My paper will open by telling how the use of fossil energy started to change the way people lived when sea coal, collected on the beaches of Northumberland, began to be shipped to London to be burned to relieve a growing scarcity of fuelwood there caused by the expanding population.. That seemingly harmless step initiated a chain of events which led to increased populations around the world, industrialisation, urbanisation and a massive increase in the complexity of life as measured in terms of the number of different jobs people do or the range of artifacts they produced.
The paper will then look at how the economic system which emerged as a result of this increased fossil energy use will have to be modified to cope with a steadily declining fossil fuel output whether this decline is a result of restrictions imposed to slow climate change or because of resource depletion. Historically, there has been a very close link between gross global product and fossil energy use and the current economic system needs to grow continually, consuming increasing amounts of energy, if it is not to collapse. This system will therefore find it very difficult to cope with lower levels of fossil fuel use unless renewable energy sources can not only make up for the decline in fossil fuel production but can also provide the additional energy an expanding economy requires. I will review several studies which suggest that renewables will be inadequate for this task.

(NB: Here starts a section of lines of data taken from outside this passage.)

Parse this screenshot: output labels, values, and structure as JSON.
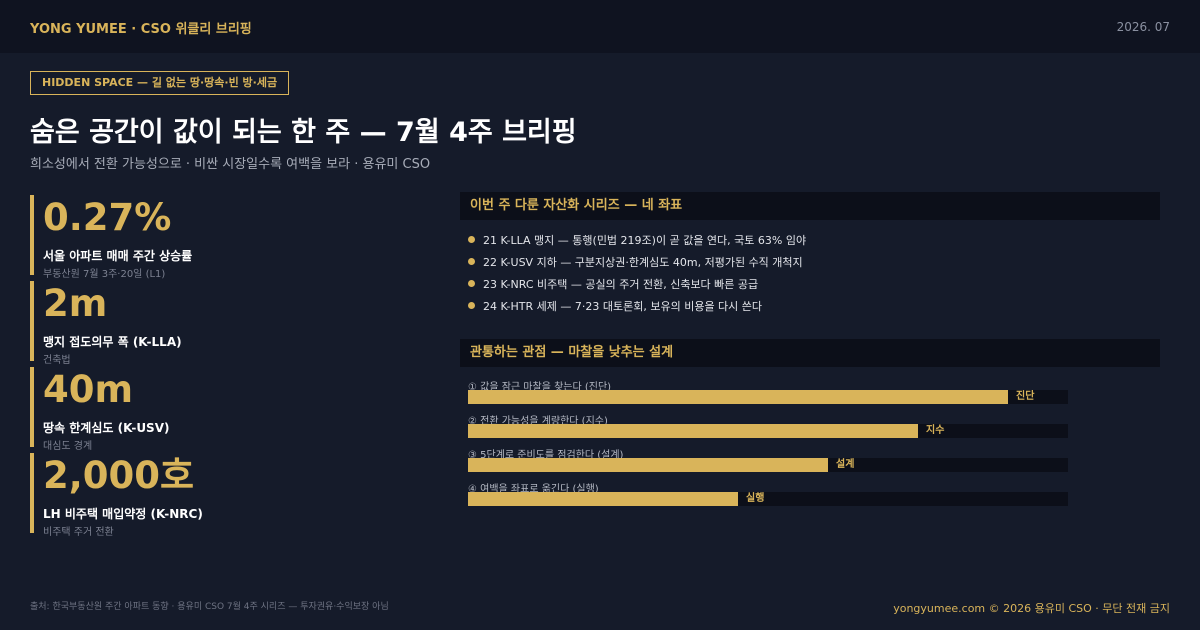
{
  "header": {
    "brand": "YONG YUMEE  ·  CSO 위클리 브리핑",
    "date": "2026. 07"
  },
  "tag": "HIDDEN SPACE — 길 없는 땅·땅속·빈 방·세금",
  "title": "숨은 공간이 값이 되는 한 주 — 7월 4주 브리핑",
  "subtitle": "희소성에서 전환 가능성으로 · 비싼 시장일수록 여백을 보라 · 용유미 CSO",
  "metrics": [
    {
      "value": "0.27%",
      "label": "서울 아파트 매매 주간 상승률",
      "note": "부동산원 7월 3주·20일 (L1)"
    },
    {
      "value": "2m",
      "label": "맹지 접도의무 폭 (K-LLA)",
      "note": "건축법"
    },
    {
      "value": "40m",
      "label": "땅속 한계심도 (K-USV)",
      "note": "대심도 경계"
    },
    {
      "value": "2,000호",
      "label": "LH 비주택 매입약정 (K-NRC)",
      "note": "비주택 주거 전환"
    }
  ],
  "series": {
    "heading": "이번 주 다룬 자산화 시리즈 — 네 좌표",
    "items": [
      "21  K-LLA 맹지 — 통행(민법 219조)이 곧 값을 연다, 국토 63% 임야",
      "22  K-USV 지하 — 구분지상권·한계심도 40m, 저평가된 수직 개척지",
      "23  K-NRC 비주택 — 공실의 주거 전환, 신축보다 빠른 공급",
      "24  K-HTR 세제 — 7·23 대토론회, 보유의 비용을 다시 쓴다"
    ]
  },
  "perspective": {
    "heading": "관통하는 관점 — 마찰을 낮추는 설계",
    "steps": [
      {
        "label": "① 값을 잠근 마찰을 찾는다 (진단)",
        "tag": "진단",
        "level": 0.9
      },
      {
        "label": "② 전환 가능성을 계량한다 (지수)",
        "tag": "지수",
        "level": 0.75
      },
      {
        "label": "③ 5단계로 준비도를 점검한다 (설계)",
        "tag": "설계",
        "level": 0.6
      },
      {
        "label": "④ 여백을 좌표로 옮긴다 (실행)",
        "tag": "실행",
        "level": 0.45
      }
    ]
  },
  "footer": {
    "source": "출처: 한국부동산원 주간 아파트 동향 · 용유미 CSO 7월 4주 시리즈 — 투자권유·수익보장 아님",
    "copyright": "yongyumee.com  ©  2026 용유미 CSO  ·  무단 전재 금지"
  },
  "colors": {
    "accent": "#d9b45a",
    "background": "#151b2a",
    "panel": "#0c0f19"
  }
}
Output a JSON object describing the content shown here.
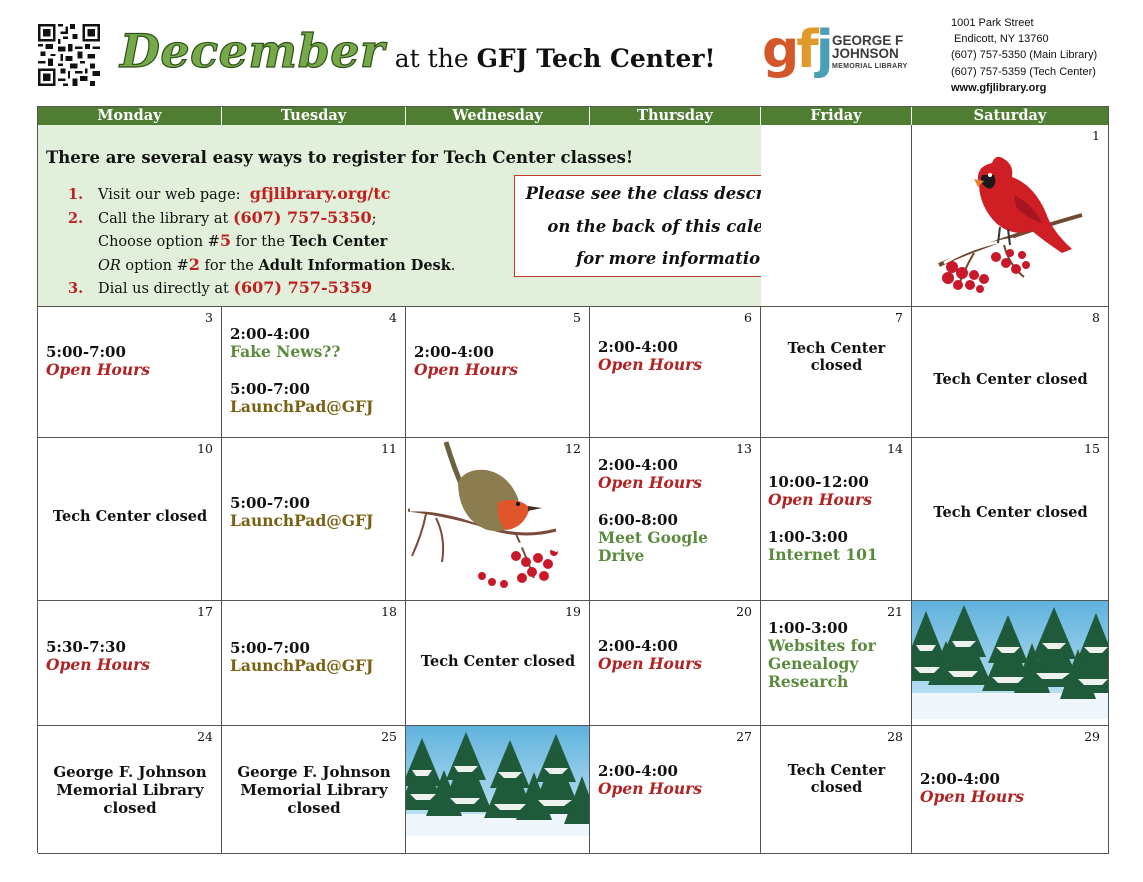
{
  "header": {
    "title_month": "December",
    "title_rest_prefix": "at the",
    "title_rest_bold": "GFJ Tech Center!",
    "logo": {
      "mark": "gfj",
      "line1": "GEORGE F",
      "line2": "JOHNSON",
      "line3": "MEMORIAL LIBRARY"
    },
    "address": [
      "1001 Park Street",
      "Endicott, NY 13760",
      "(607) 757-5350 (Main Library)",
      "(607) 757-5359 (Tech Center)",
      "www.gfjlibrary.org"
    ]
  },
  "weekdays": [
    "Monday",
    "Tuesday",
    "Wednesday",
    "Thursday",
    "Friday",
    "Saturday"
  ],
  "register": {
    "title": "There are several easy ways to register for Tech Center classes!",
    "step1_num": "1.",
    "step1_text": "Visit our web page:",
    "step1_link": "gfjlibrary.org/tc",
    "step2_num": "2.",
    "step2_text": "Call the library at",
    "step2_phone": "(607) 757-5350",
    "step2_semicolon": ";",
    "step2_line2_pre": "Choose option #",
    "step2_line2_num": "5",
    "step2_line2_mid": " for the ",
    "step2_line2_bold": "Tech Center",
    "step2_line3_or": "OR",
    "step2_line3_pre": " option #",
    "step2_line3_num": "2",
    "step2_line3_mid": " for the ",
    "step2_line3_bold": "Adult Information Desk",
    "step2_line3_end": ".",
    "step3_num": "3.",
    "step3_text": "Dial us directly at",
    "step3_phone": "(607) 757-5359",
    "note_lines": [
      "Please see the class descriptions",
      "on the back of this calendar",
      "for more information."
    ]
  },
  "days": {
    "d1": "1",
    "d3": {
      "num": "3",
      "time": "5:00-7:00",
      "event": "Open Hours"
    },
    "d4": {
      "num": "4",
      "time1": "2:00-4:00",
      "event1": "Fake News??",
      "time2": "5:00-7:00",
      "event2": "LaunchPad@GFJ"
    },
    "d5": {
      "num": "5",
      "time": "2:00-4:00",
      "event": "Open Hours"
    },
    "d6": {
      "num": "6",
      "time": "2:00-4:00",
      "event": "Open Hours"
    },
    "d7": {
      "num": "7",
      "line1": "Tech Center",
      "line2": "closed"
    },
    "d8": {
      "num": "8",
      "text": "Tech Center closed"
    },
    "d10": {
      "num": "10",
      "text": "Tech Center closed"
    },
    "d11": {
      "num": "11",
      "time": "5:00-7:00",
      "event": "LaunchPad@GFJ"
    },
    "d12": "12",
    "d13": {
      "num": "13",
      "time1": "2:00-4:00",
      "event1": "Open Hours",
      "time2": "6:00-8:00",
      "event2a": "Meet Google",
      "event2b": "Drive"
    },
    "d14": {
      "num": "14",
      "time1": "10:00-12:00",
      "event1": "Open Hours",
      "time2": "1:00-3:00",
      "event2": "Internet 101"
    },
    "d15": {
      "num": "15",
      "text": "Tech Center closed"
    },
    "d17": {
      "num": "17",
      "time": "5:30-7:30",
      "event": "Open Hours"
    },
    "d18": {
      "num": "18",
      "time": "5:00-7:00",
      "event": "LaunchPad@GFJ"
    },
    "d19": {
      "num": "19",
      "text": "Tech Center closed"
    },
    "d20": {
      "num": "20",
      "time": "2:00-4:00",
      "event": "Open Hours"
    },
    "d21": {
      "num": "21",
      "time": "1:00-3:00",
      "event_a": "Websites for",
      "event_b": "Genealogy",
      "event_c": "Research"
    },
    "d24": {
      "num": "24",
      "line1": "George F. Johnson",
      "line2": "Memorial Library",
      "line3": "closed"
    },
    "d25": {
      "num": "25",
      "line1": "George F. Johnson",
      "line2": "Memorial Library",
      "line3": "closed"
    },
    "d27": {
      "num": "27",
      "time": "2:00-4:00",
      "event": "Open Hours"
    },
    "d28": {
      "num": "28",
      "line1": "Tech Center",
      "line2": "closed"
    },
    "d29": {
      "num": "29",
      "time": "2:00-4:00",
      "event": "Open Hours"
    }
  },
  "colors": {
    "header_green": "#4f7d31",
    "title_green": "#76a94a",
    "register_bg": "#e2efda",
    "accent_red": "#c02020",
    "event_green": "#5a8b3c",
    "launch_brown": "#7a6012"
  },
  "icons": [
    "qr-code-icon",
    "cardinal-illustration",
    "robin-illustration",
    "snowy-pines-illustration"
  ]
}
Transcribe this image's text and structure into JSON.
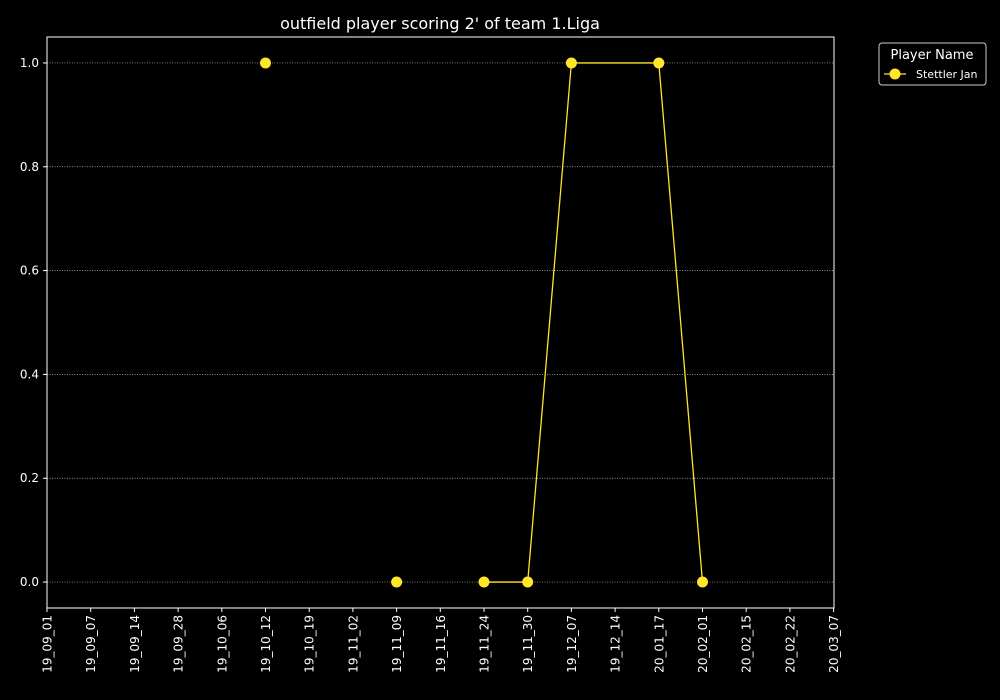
{
  "chart_data": {
    "type": "line",
    "title": "outfield player scoring 2' of team 1.Liga",
    "xlabel": "",
    "ylabel": "",
    "x_ticks": [
      "19_09_01",
      "19_09_07",
      "19_09_14",
      "19_09_28",
      "19_10_06",
      "19_10_12",
      "19_10_19",
      "19_11_02",
      "19_11_09",
      "19_11_16",
      "19_11_24",
      "19_11_30",
      "19_12_07",
      "19_12_14",
      "20_01_17",
      "20_02_01",
      "20_02_15",
      "20_02_22",
      "20_03_07"
    ],
    "y_ticks": [
      "0.0",
      "0.2",
      "0.4",
      "0.6",
      "0.8",
      "1.0"
    ],
    "ylim": [
      -0.05,
      1.05
    ],
    "grid": "horizontal dotted",
    "legend": {
      "title": "Player Name",
      "position": "outside-top-right"
    },
    "series": [
      {
        "name": "Stettler Jan",
        "color": "#ffe629",
        "points": [
          {
            "x": "19_10_12",
            "y": 1.0
          },
          {
            "x": "19_11_09",
            "y": 0.0
          },
          {
            "x": "19_11_24",
            "y": 0.0
          },
          {
            "x": "19_11_30",
            "y": 0.0
          },
          {
            "x": "19_12_07",
            "y": 1.0
          },
          {
            "x": "20_01_17",
            "y": 1.0
          },
          {
            "x": "20_02_01",
            "y": 0.0
          }
        ],
        "line_segments": [
          [
            "19_11_24",
            "19_11_30"
          ],
          [
            "19_11_30",
            "19_12_07"
          ],
          [
            "19_12_07",
            "20_01_17"
          ],
          [
            "20_01_17",
            "20_02_01"
          ]
        ]
      }
    ]
  }
}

The paper will argue that the reason the global economy
has to expand each year is primarily due to its debt-based money system.
If the economy does not expand, less borrowing is undertaken, the overall
amount of debt falls and the money supply shrinks, causing economic activity
to fall and setting off a positive feedback loop which pushes the economy
deeper and deeper into depression. I will suggest that a non-debt-based
international money system based on carbon dioxide emissions rights would
be the best way of ensuring that the global economy keeps within resource
and environmental constraints, while allowing individual countries and
districts to continue to develop their local economies to the extent that
they are able to do so using renewable sources of power. The paper will
explain how such a system, by limiting world fossil energy demand, would
prevent the oil and gas-producing countries from reaping massive profits
from the growing scarcity. Instead, the financial proceeds of the competition
in international markets to secure the dwindling supplies would be redistributed
on an equitable basis throughout the world.